The turning of the calendar to March always brings a sense of renewal and new possibilities. That optimism is now fueled by more than the gorgeous weather, baseball spring training and this weekend's Gasparilla Festival of the Arts in downtown Tampa. The economy is far from fully blooming again, but there are several promising sprouts.
The Dow Jones Industrial Average closed above 13,000 this week for the first time since May 2008, months before the depths of the economic collapse. The number of people seeking unemployment benefits is also the lowest it's been in four years. And retailers from Target to Macy's to the Gap report better than expected sales gains for February.
The brightest signs of rebirth may be in the auto industry. Ford, Chrysler and General Motors all reported gains in U.S. sales for February. By any measure, the federal bailouts of Chrysler and GM started by President George W. Bush in December 2008 and continued by President Barack Obama were successful. The companies are profitable again, thousands of jobs were saved and cars are selling. Yet Republican presidential candidate Mitt Romney still criticizes the government financing. No wonder he barely won the Michigan primary this week and has failed to nail down the nomination against far less attractive opponents.
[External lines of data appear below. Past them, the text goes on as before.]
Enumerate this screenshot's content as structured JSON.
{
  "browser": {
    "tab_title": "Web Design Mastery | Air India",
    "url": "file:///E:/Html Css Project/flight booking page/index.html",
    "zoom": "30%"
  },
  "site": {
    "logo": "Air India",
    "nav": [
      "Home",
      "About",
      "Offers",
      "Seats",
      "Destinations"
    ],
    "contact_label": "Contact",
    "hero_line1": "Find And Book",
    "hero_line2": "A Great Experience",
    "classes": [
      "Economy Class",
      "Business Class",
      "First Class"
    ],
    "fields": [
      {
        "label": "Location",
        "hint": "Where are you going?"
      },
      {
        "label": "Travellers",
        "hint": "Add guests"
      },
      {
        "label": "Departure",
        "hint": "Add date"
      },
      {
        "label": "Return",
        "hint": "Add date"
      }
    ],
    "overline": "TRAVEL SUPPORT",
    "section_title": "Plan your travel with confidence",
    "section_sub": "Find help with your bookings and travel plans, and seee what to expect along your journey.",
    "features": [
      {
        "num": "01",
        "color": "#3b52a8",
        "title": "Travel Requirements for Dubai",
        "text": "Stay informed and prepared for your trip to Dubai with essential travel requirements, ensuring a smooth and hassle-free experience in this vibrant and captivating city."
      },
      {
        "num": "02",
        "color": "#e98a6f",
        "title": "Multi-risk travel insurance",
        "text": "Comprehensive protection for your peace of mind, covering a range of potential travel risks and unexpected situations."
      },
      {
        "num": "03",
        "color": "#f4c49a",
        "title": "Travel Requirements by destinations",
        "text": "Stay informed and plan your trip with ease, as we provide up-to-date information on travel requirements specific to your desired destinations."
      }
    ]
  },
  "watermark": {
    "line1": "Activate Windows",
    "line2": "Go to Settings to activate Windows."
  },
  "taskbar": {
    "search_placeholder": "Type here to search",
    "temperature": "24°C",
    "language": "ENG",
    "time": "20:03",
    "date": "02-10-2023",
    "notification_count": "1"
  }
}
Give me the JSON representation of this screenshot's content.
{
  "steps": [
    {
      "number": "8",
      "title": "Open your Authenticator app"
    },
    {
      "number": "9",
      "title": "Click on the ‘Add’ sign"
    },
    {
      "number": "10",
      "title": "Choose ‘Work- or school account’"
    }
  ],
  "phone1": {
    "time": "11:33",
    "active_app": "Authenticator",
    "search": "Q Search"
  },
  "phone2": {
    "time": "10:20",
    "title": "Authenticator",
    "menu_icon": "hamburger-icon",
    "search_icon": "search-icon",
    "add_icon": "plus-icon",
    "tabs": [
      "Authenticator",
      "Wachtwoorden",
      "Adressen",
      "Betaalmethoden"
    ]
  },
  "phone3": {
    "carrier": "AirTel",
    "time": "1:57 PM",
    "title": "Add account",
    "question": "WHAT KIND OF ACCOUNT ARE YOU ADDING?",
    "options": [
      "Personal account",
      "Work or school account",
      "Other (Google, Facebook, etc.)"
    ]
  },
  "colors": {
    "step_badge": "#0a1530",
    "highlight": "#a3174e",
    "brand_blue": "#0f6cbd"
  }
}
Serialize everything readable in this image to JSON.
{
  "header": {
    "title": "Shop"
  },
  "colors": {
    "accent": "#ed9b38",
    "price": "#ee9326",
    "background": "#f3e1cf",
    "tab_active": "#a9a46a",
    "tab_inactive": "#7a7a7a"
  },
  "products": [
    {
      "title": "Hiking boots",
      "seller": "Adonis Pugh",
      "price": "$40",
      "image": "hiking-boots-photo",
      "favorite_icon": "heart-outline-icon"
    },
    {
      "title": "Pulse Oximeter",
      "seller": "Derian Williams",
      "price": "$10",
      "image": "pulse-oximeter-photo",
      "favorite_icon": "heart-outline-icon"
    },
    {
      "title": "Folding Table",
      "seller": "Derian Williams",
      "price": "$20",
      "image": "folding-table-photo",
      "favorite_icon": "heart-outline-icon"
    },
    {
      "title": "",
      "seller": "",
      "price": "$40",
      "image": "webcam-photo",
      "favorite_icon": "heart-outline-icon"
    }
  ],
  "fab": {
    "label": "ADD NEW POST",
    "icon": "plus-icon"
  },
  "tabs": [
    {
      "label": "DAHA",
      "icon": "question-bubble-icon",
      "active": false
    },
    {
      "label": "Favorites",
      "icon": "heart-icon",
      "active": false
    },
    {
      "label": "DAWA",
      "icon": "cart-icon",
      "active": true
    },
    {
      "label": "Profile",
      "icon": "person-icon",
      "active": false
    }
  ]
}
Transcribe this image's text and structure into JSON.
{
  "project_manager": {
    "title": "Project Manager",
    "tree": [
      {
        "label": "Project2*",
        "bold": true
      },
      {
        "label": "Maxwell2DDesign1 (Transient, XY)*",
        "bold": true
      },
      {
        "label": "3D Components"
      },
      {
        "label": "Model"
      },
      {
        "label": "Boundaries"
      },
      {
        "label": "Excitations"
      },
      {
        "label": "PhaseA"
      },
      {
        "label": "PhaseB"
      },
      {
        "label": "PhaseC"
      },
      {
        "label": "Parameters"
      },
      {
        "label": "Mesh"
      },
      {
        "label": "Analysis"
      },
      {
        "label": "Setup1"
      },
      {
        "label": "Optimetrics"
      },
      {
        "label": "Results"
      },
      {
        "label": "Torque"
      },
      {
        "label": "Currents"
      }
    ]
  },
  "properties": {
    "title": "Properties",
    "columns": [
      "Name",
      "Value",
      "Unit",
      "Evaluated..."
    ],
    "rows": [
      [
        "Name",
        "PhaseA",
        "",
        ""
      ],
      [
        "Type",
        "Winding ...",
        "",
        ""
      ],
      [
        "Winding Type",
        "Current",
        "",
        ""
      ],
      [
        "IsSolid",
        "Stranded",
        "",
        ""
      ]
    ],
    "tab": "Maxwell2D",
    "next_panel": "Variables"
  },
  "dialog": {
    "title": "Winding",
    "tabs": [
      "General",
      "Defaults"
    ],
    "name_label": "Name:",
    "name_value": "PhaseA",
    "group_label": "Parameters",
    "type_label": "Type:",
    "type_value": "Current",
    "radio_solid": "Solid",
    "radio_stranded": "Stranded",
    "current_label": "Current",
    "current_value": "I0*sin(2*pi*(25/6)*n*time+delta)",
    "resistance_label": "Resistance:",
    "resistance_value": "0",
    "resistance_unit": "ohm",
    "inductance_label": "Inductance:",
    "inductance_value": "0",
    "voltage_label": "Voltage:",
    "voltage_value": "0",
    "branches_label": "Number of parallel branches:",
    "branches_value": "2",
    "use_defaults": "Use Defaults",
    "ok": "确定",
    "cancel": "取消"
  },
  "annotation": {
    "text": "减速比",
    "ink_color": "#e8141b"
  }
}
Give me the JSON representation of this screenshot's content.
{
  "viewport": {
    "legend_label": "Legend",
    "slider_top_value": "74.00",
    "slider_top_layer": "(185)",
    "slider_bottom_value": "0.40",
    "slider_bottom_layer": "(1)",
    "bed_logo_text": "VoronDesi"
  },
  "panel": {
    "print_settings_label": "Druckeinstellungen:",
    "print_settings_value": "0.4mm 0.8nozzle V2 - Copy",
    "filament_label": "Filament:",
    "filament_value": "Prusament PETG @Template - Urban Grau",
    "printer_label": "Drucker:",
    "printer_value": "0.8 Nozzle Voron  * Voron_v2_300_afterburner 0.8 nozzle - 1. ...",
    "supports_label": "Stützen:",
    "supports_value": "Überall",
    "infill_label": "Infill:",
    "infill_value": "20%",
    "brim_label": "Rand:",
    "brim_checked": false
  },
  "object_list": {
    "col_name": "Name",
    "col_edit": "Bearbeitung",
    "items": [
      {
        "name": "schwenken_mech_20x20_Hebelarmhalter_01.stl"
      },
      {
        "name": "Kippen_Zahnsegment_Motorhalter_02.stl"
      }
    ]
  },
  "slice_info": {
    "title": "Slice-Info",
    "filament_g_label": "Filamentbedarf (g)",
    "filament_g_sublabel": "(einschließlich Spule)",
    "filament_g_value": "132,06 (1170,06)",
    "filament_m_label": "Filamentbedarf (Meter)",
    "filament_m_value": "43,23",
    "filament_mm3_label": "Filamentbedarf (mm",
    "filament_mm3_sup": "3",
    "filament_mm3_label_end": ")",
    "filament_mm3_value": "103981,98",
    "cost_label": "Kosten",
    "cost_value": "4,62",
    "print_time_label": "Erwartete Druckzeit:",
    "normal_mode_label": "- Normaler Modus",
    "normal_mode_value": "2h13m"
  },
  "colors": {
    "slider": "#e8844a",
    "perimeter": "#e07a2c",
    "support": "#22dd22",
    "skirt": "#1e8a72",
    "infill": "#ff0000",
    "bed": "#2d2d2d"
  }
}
The encouraging economic signs are shifting the dynamics of the presidential campaign. Romney and the other Republicans have been all gloom and doom, blaming Obama for the economic meltdown he inherited. Obama's argument has been that without the economic stimulus package and his other initiatives, the collapse would have been worse. Now the president is proclaiming "America is back'' and that his efforts have succeeded. No longer able to argue the economy is getting worse, the Republicans can only claim it would be even better if Obama were not in charge. That's a less compelling argument.
In Florida, Gov. Rick Scott faces a similar conundrum. First he took credit for the state's modest recovery as the Republican presidential candidates cast the state as an economic disaster during the state's primary. Now the Republican governor and the Democratic president are each claiming their divergent policies have helped the state create jobs. They both can't be right. The federal stimulus certainly saved or created more jobs in Florida than Scott's tax cuts, trashing of growth management and refusal to embrace health care reform.
To be sure, the economy remains far from vibrant. Florida's unemployment rate remains higher than the nation's, the housing market is still roiled by low prices and foreclosures, and rising gas prices threaten the recovery.
Yet there's reason for hope on this first weekend in March. Baseball's back and the art festival is on. The economy appears headed in the right direction, the political conversation is evolving — and neither Congress nor the Legislature can rain on that.
Tim Nickens is the Times' editor of editorials.